Sports supplements are nutritional products used to enhance athletic performance. They represent a range of substances – including vitamins, minerals, herbs, plant extracts, amino acids, and hormones and come in a variety of forms.
These ergogenic aids are widely used among athletes of all types to assist in providing the necessary capacity for increases in energy, power, endurance, and muscle mass to compete effectively.
Athletic performance notwithstanding, the ability to recover – maintaining and re-establishing normal physiological function, is readily improved with the use of supplements.
In the market today there is a huge range of sports supplements available to meet every possible nutritional and goal requirement.
However, at the core of any exercise or sporting regime the key elements of nutritional consumption revolve around sufficient protein, carbohydrates and fats.

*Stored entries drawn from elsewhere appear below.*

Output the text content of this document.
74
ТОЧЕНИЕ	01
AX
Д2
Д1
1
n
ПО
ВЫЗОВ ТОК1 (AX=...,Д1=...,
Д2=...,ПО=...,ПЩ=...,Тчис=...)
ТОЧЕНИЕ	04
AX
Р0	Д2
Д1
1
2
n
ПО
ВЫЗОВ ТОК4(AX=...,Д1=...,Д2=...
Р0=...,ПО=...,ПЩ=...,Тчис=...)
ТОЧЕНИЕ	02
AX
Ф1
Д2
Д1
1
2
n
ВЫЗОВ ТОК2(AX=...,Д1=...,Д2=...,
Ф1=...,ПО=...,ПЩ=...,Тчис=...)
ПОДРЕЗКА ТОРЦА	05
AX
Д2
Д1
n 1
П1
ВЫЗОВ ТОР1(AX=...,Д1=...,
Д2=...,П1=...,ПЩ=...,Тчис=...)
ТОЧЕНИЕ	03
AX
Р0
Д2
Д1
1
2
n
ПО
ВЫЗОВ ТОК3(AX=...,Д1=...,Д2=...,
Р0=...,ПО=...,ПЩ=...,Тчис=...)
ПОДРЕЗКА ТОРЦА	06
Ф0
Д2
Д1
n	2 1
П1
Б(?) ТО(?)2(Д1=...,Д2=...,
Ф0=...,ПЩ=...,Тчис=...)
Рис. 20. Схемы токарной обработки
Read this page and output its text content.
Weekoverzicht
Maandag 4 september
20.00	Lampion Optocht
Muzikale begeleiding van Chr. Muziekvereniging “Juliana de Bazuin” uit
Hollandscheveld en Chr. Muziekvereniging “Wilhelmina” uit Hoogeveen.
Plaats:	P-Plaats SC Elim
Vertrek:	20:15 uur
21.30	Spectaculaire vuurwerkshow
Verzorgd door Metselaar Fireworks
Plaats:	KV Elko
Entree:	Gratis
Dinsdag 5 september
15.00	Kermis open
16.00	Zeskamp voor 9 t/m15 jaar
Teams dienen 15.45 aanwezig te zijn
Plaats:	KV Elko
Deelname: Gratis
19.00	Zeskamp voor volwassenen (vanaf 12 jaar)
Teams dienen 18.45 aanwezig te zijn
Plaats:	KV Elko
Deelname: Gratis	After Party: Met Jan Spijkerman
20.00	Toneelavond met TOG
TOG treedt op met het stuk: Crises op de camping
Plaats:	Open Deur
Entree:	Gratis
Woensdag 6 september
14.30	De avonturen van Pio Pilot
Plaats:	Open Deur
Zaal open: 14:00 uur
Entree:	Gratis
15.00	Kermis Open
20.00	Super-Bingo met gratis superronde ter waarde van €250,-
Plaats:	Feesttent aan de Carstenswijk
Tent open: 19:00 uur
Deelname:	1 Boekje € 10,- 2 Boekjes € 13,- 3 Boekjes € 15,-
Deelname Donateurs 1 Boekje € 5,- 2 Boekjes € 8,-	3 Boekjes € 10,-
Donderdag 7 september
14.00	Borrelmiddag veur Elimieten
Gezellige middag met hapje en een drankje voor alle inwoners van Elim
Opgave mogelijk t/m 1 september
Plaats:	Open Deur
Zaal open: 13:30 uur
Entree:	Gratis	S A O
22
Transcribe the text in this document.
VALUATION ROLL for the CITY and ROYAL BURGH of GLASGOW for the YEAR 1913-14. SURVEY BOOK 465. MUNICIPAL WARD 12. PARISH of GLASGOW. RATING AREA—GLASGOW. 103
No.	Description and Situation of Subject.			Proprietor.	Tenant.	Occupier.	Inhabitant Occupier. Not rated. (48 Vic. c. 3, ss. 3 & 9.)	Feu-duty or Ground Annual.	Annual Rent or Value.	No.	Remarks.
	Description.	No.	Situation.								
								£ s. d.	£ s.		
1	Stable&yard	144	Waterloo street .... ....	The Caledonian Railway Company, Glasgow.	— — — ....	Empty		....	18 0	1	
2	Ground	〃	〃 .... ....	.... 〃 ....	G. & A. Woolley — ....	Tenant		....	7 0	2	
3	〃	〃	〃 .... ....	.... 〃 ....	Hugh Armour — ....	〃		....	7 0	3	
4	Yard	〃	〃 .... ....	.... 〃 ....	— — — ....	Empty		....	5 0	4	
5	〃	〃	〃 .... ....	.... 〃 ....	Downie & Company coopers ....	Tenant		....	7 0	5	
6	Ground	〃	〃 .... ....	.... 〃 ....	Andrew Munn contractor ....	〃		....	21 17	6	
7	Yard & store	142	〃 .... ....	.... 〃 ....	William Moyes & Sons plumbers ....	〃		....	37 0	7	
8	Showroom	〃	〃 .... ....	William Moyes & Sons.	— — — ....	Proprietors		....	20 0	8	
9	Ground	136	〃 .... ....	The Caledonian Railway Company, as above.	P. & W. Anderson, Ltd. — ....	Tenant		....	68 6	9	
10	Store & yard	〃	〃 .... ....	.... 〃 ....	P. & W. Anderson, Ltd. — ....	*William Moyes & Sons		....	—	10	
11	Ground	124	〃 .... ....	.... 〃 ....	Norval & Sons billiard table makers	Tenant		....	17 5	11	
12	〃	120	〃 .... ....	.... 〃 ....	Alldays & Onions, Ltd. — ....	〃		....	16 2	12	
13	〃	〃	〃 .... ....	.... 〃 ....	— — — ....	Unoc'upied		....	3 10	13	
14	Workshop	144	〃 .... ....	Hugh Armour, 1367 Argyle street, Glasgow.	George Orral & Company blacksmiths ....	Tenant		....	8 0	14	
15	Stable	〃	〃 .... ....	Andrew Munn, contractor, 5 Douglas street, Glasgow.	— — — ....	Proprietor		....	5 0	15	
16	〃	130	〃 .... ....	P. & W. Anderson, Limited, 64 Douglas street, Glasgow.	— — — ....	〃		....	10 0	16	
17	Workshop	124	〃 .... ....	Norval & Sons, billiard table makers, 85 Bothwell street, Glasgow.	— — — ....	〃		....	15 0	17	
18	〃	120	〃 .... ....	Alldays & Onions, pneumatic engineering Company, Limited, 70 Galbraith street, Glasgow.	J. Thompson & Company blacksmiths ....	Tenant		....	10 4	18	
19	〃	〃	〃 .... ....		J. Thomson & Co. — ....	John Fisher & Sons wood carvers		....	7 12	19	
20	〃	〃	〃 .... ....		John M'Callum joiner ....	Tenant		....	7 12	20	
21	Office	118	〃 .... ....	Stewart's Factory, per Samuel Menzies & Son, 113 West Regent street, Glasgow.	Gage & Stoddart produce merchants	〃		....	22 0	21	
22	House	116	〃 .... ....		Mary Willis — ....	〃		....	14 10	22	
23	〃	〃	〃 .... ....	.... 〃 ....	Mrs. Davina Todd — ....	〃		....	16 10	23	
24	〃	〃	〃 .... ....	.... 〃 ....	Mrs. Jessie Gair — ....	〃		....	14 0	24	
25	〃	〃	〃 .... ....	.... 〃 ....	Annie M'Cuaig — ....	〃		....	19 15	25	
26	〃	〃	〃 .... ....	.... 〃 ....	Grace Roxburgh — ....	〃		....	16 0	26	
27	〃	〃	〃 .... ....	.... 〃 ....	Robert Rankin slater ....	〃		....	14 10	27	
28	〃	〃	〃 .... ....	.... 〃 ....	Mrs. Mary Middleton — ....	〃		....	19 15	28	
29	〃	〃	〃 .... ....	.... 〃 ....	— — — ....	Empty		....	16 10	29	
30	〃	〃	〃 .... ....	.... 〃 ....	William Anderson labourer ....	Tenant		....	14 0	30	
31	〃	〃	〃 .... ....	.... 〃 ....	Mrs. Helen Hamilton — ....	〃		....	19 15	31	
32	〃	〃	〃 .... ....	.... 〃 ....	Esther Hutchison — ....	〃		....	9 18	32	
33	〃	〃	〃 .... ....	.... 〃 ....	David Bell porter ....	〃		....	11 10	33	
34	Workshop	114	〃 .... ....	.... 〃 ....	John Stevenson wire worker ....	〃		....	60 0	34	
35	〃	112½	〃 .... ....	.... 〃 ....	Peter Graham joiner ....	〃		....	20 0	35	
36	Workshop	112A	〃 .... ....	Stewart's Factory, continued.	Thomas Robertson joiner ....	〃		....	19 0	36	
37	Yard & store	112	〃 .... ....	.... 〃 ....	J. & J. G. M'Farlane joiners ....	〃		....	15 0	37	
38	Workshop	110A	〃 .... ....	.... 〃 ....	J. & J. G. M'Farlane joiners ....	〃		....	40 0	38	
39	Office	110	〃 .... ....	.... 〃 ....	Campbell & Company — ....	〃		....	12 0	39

Under intense exercise, the body requires far more protein than the body can readily consume through food alone to develop at an accelerated and efficient rate. The use of a protein powder or protein supplements is the most effective way for the body to gain sufficient protein for lean muscle gains.
Athletes will also need to consume complex carbohydrates and good fats alongside their protein intake in the correct ratio.
Creatine is also an important element to assist in muscle gains and the synthesis of protein. Creatine is naturally produced in the human body from amino acids primarily in the kidney and liver with approximately 95% of the human body’s total creatine located in skeletal muscle.
Those who are involved in regular and vigourous exercise will be in need of a constant supply of creatine to ensure the body can supply the need for an increased energy output.
Creatine supplementation will allow the muscles to exercise longer and harder by creating the required abundance that is unavailable through food consumption. This abundance of creatine subsequently stored in the muscle promotes the synthesis of protein as well as deter the breakdown of protein required to build muscle mass.
There are a number of forms of creatine with the most common being creatine monohydrate (creatine complexed with a molecule of water) and Creatine ethyl ester (CEE).